Ejaan lama--dengan y yang masih ditulis dengan j--, kertas buram yang mulai menguning, serta halaman minim foto itu menunjukkan koran tersebut tak terbit 30 November di era sekarang. Ya, halaman itu, pada sebuah pertandingan semifinal olimpiade foto yang ada hanya pas foto wajah Ramang, Chairudin, Rasjid, dan Witarsa. Saelan masih terekam dengan aksi atraktifnya. Dia sedang dalam upaya menangkap bola.
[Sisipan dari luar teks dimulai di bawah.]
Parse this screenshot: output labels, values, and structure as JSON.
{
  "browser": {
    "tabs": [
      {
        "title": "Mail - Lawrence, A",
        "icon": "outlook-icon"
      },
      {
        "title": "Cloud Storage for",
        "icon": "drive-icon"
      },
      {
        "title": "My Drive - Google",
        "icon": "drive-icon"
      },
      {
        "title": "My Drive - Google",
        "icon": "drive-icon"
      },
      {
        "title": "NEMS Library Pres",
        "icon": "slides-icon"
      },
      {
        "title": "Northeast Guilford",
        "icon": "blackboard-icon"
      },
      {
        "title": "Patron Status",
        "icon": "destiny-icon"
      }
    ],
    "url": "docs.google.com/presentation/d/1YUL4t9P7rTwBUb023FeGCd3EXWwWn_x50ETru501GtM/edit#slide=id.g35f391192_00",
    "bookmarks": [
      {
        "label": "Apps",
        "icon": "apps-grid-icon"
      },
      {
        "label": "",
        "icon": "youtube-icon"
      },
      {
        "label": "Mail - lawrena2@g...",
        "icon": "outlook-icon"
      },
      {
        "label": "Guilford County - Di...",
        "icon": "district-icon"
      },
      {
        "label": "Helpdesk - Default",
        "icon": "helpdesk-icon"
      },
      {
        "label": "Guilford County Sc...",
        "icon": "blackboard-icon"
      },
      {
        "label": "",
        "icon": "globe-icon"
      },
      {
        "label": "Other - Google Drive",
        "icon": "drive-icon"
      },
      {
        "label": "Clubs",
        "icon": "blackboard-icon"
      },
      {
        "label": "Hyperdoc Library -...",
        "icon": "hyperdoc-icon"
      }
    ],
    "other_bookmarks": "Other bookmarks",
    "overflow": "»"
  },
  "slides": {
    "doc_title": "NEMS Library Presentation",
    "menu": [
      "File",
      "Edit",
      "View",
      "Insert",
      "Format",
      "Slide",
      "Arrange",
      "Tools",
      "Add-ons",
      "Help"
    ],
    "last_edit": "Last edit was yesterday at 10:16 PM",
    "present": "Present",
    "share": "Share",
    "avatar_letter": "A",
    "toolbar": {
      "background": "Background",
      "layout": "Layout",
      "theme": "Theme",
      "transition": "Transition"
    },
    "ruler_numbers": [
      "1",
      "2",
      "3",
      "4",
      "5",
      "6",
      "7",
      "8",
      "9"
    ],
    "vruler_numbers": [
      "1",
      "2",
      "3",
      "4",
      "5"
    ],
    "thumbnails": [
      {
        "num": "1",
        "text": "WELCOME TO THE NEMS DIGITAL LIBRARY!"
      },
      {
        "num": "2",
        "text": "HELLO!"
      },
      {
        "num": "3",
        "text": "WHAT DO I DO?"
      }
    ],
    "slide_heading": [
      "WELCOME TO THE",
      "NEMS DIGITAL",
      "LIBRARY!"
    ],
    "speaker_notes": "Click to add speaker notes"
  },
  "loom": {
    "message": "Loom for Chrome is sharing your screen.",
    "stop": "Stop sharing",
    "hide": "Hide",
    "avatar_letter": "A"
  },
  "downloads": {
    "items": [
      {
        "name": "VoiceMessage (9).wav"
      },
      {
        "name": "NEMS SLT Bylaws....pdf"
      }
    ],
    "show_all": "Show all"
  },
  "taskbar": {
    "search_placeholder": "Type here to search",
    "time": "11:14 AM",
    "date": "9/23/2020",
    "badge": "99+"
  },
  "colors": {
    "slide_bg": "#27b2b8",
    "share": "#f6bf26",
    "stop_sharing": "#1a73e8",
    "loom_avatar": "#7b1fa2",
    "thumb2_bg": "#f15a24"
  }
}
Dilihat tanggal terbit, usia koran itu setara orang-orang menyambut pensiun, yakni 57 tahun lampau. Tapi ingatan Saelan, 85, masih menyimpannya. Tidak cuma membuatnya tersenyum tapi juga ada sebuah harapan tinggi yang tersimpan sampai saat ini dan ingin sekali dikabulkan oleh para pesekabola-pesepakbola muda masa kini.
***
Saelan memang tak lagi turun ke lapangan. Alih-alih untuk kembali ke PSSI yang jadi rebutan orang-orang sampai saat ini, Saelan tak lagi menyaksikan sepakbola live di stadion.
Tapi, kondisi itu tak membuatnya lupa manis pahit menjadi pemain, dari klub sampai bagian timnas. Juga menjadi ketua umum PSSI periode 1964.
Bahkan masa-masa pahit dibui selama lima tahun dengan tuduhan terlibat G30 S PKI sebagai wakil komandan Tjakrabirawa pun tak cukup kuat menghapus kenangan manis bersama pasukan Garuda waktu itu.
Serpihan kenangan-kenangan itu dinikmati dia lewat berbagai dokumentasi saat membela timnas dan menjadi pengurus PSSI. Kenangan paling membahagiakan terjadi di tahun 1956.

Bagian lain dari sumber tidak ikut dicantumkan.